Chris Christie won't visit border during trip to Mexico

Though he's lambasted President Obama for his "awful" handling of the staggering influx of undocumented minors across the U.S.-Mexico line, Gov. Chris Christie, R-N.J., says he won't be visiting the southern border during his trip to Mexico next week.

Christie - who's not been coy about his 2016 White House ambitions - argued his job description doesn't list mending federal humanitarian crises. "The president has his responsibilities; I have mine," he said at a news conference in Sea Bright, New Jersey on Thursday.

"What would I do exactly?" Christie asked when pressed about whether he saw a stop at the border as a strategic early campaign move. "Like, you know, bring troops with me or something?

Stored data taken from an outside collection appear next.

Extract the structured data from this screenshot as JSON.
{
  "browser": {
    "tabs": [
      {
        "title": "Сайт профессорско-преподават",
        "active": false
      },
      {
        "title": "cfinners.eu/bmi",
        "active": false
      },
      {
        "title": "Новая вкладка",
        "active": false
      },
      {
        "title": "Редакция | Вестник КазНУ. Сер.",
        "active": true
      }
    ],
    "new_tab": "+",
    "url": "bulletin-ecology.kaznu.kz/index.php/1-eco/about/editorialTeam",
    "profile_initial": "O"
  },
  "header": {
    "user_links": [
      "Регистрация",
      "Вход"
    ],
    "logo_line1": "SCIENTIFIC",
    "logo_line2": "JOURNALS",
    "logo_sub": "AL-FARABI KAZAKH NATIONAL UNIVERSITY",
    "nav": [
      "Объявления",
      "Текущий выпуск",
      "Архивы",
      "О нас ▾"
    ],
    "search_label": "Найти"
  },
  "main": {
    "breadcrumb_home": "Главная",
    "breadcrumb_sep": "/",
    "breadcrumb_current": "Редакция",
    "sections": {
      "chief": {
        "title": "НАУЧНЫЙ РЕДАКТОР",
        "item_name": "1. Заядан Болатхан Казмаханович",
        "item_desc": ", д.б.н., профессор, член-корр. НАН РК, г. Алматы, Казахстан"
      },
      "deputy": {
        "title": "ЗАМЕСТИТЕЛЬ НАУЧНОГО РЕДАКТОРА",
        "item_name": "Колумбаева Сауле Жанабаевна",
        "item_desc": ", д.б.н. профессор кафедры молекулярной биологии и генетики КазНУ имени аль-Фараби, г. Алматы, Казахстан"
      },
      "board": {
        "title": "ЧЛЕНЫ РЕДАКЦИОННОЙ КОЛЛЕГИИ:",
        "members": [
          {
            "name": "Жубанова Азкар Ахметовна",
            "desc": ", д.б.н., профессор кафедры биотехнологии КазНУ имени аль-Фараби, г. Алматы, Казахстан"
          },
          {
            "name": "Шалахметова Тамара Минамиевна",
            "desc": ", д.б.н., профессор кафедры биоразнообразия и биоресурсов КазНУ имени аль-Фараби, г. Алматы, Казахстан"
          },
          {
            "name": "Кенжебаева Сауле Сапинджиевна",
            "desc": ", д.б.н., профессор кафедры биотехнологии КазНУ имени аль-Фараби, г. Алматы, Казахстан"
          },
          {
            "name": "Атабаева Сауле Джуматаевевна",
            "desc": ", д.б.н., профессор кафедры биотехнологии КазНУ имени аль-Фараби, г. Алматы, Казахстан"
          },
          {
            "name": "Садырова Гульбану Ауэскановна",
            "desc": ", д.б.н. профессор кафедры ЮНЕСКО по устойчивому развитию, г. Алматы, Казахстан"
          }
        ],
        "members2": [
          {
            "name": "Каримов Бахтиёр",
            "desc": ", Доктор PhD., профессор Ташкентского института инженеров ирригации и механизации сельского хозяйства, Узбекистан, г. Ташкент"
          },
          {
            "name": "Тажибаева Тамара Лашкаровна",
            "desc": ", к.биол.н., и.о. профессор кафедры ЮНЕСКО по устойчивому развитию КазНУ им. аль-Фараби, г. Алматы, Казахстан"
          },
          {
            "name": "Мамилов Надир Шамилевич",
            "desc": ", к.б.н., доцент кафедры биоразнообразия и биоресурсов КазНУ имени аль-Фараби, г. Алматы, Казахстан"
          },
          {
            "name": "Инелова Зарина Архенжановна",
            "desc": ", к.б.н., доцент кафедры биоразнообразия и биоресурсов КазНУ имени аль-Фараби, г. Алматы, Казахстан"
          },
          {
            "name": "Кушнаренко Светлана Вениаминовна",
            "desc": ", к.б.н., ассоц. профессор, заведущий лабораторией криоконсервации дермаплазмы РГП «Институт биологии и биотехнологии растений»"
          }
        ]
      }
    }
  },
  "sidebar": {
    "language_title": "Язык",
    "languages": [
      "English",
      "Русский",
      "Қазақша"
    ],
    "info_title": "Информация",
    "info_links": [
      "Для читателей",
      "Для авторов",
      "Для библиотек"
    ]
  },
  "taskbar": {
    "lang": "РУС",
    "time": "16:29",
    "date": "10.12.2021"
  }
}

I mean, come on. This is silliness. If I went down there and looked at it, what steps am I supposed to take, exactly? Send the New Jersey National Guard there?"

Since last fall, tens of thousands of unaccompanied children hailing primarily from Central America have flooded into the United States, prompting the government to haphazardly construct temporary shelters for minors without stateside family members. Christie said last month he has "great empathy for that situation" and believes immigration reform "deserves a much deeper and thoughtful conversation."

Still, the governor enforced Thursday that his trip to Mexico will be economy-centric. He and a delegation of New Jersey officials and business leaders will meet with the Mexican finance minister, the energy minister and President Enrique Pena Nieto.

"What I'm hoping to do is to have there be really strengthened economic opportunities between New Jersey and Mexico, and that's the main thrust of the trip," he said. "Whatever issues they want to talk about I'll be happy to discuss, but my thrust down there is to try and strengthen our economic ties - that's what my agenda is."

He also put the kibosh on any expectations that he'll try to speak Spanish.

"You have to know what you're good at and what you're not good at," Christie said. "I have never been really good at foreign languages. I tried in high school. I tried in college. And I never had an aptitude for it.

"I think the worst thing in the world is when politicians try to fake it," he went on. "You know they've got a few things written in a foreign language and they say it and they sound stupid and everybody knows they don't really know what they're talking about. I'm not going to do that."